With so much work to do, the WHO was invited to help the Ministry of Health to develop a programme to rebuild Libya’s health system in November 2011. Accordingly, it established six priorities: the scaling up of primary healthcare; improvement of key aspects of healthcare service organisation; strengthening laboratory services and developing better radiology services; enhancing drug supply management; and the need to increase the pool of trained nurses.
Nevertheless, despite all these negatives, Freya Raddi, who works with Médicins Sans Frontières (MSF) in Libya, says that the country’s healthcare system is ‘not nearly as bad as in many other countries where MSF is working.’ She continues: ‘Libya is in a transitional phase with a lack of legislation to protect vulnerable groups such as migrants, refugees and other internally displaced people.’ This positive spin cannot cloak the fact that Libya still has a long way to go before a functional health system comes into being.
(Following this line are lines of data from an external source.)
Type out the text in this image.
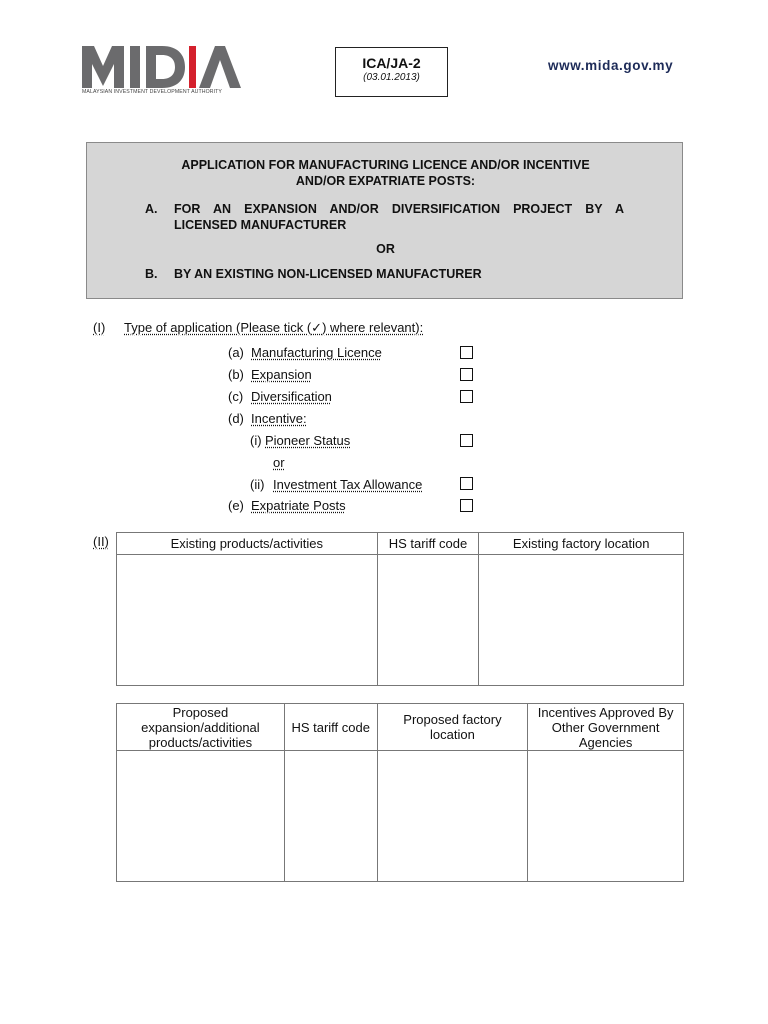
MALAYSIAN INVESTMENT DEVELOPMENT AUTHORITY
ICA/JA-2
(03.01.2013)
www.mida.gov.my
APPLICATION FOR MANUFACTURING LICENCE AND/OR INCENTIVE
AND/OR EXPATRIATE POSTS:
A. FOR AN EXPANSION AND/OR DIVERSIFICATION PROJECT BY A
LICENSED MANUFACTURER
OR
B. BY AN EXISTING NON-LICENSED MANUFACTURER
(I) Type of application (Please tick (✓) where relevant):
(a) Manufacturing Licence
(b) Expansion
(c) Diversification
(d) Incentive:
(i) Pioneer Status
or
(ii) Investment Tax Allowance
(e) Expatriate Posts
(II)	Existing products/activities	HS tariff code	Existing factory location

Proposed expansion/additional products/activities	HS tariff code	Proposed factory location	Incentives Approved By Other Government Agencies
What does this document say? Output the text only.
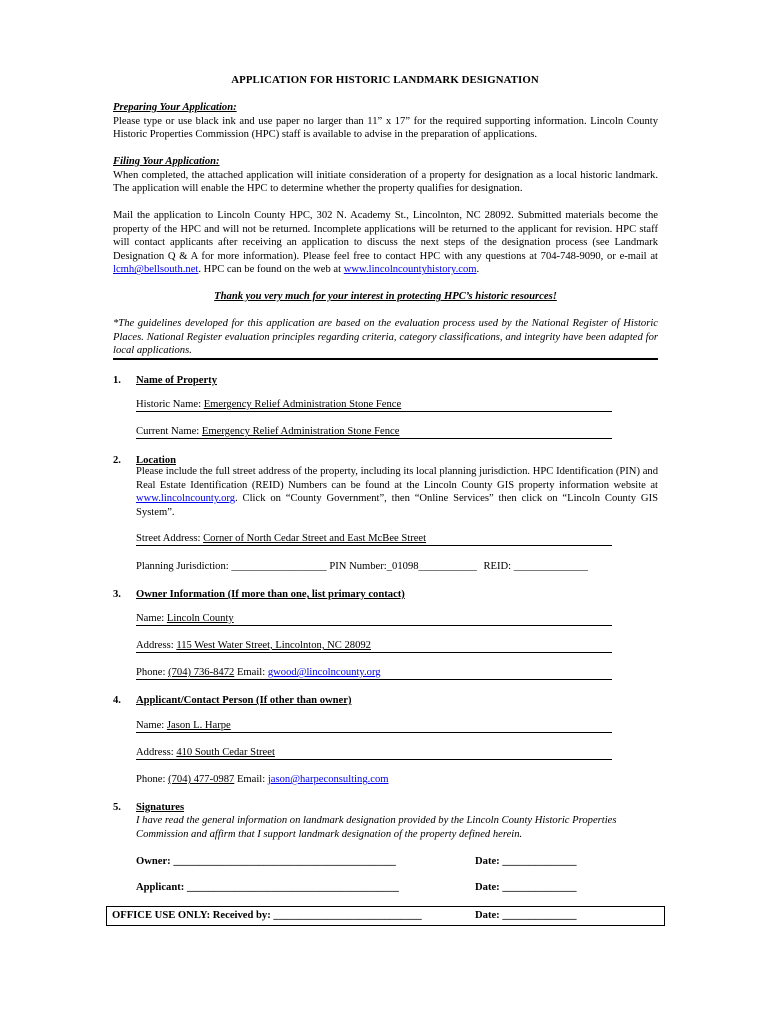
APPLICATION FOR HISTORIC LANDMARK DESIGNATION
Preparing Your Application:
Please type or use black ink and use paper no larger than 11” x 17” for the required supporting information. Lincoln County Historic Properties Commission (HPC) staff is available to advise in the preparation of applications.
Filing Your Application:
When completed, the attached application will initiate consideration of a property for designation as a local historic landmark. The application will enable the HPC to determine whether the property qualifies for designation.
Mail the application to Lincoln County HPC, 302 N. Academy St., Lincolnton, NC 28092. Submitted materials become the property of the HPC and will not be returned. Incomplete applications will be returned to the applicant for revision. HPC staff will contact applicants after receiving an application to discuss the next steps of the designation process (see Landmark Designation Q & A for more information). Please feel free to contact HPC with any questions at 704-748-9090, or e-mail at lcmh@bellsouth.net. HPC can be found on the web at www.lincolncountyhistory.com.
Thank you very much for your interest in protecting HPC’s historic resources!
*The guidelines developed for this application are based on the evaluation process used by the National Register of Historic Places. National Register evaluation principles regarding criteria, category classifications, and integrity have been adapted for local applications.
1. Name of Property
Historic Name: Emergency Relief Administration Stone Fence
Current Name: Emergency Relief Administration Stone Fence
2. Location
Please include the full street address of the property, including its local planning jurisdiction. HPC Identification (PIN) and Real Estate Identification (REID) Numbers can be found at the Lincoln County GIS property information website at www.lincolncounty.org. Click on “County Government”, then “Online Services” then click on “Lincoln County GIS System”.
Street Address: Corner of North Cedar Street and East McBee Street
Planning Jurisdiction: __________________ PIN Number:_01098___________ REID: ______________
3. Owner Information (If more than one, list primary contact)
Name: Lincoln County
Address: 115 West Water Street, Lincolnton, NC 28092
Phone: (704) 736-8472 Email: gwood@lincolncounty.org
4. Applicant/Contact Person (If other than owner)
Name: Jason L. Harpe
Address: 410 South Cedar Street
Phone: (704) 477-0987 Email: jason@harpeconsulting.com
5. Signatures
I have read the general information on landmark designation provided by the Lincoln County Historic Properties Commission and affirm that I support landmark designation of the property defined herein.
Owner: __________________________________________	Date: ______________
Applicant: ________________________________________	Date: ______________
OFFICE USE ONLY: Received by: ____________________________	Date: ______________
The hope is that the Ministry of Health’s planned initiatives will be implemented under the NTC. However, what is making the healthcare situation far more urgent in the country is the fact that Libya is going to the polls on 23 June 2012, with the intention of electing a new government who might want to instigate a completely different health policy agenda. So given the current time limitations, how far can the current Ministry of Health – along with the WHO – begin to seriously address their healthcare issues? Surely this will take years rather than a matter of weeks? There are just three months until this becomes clear.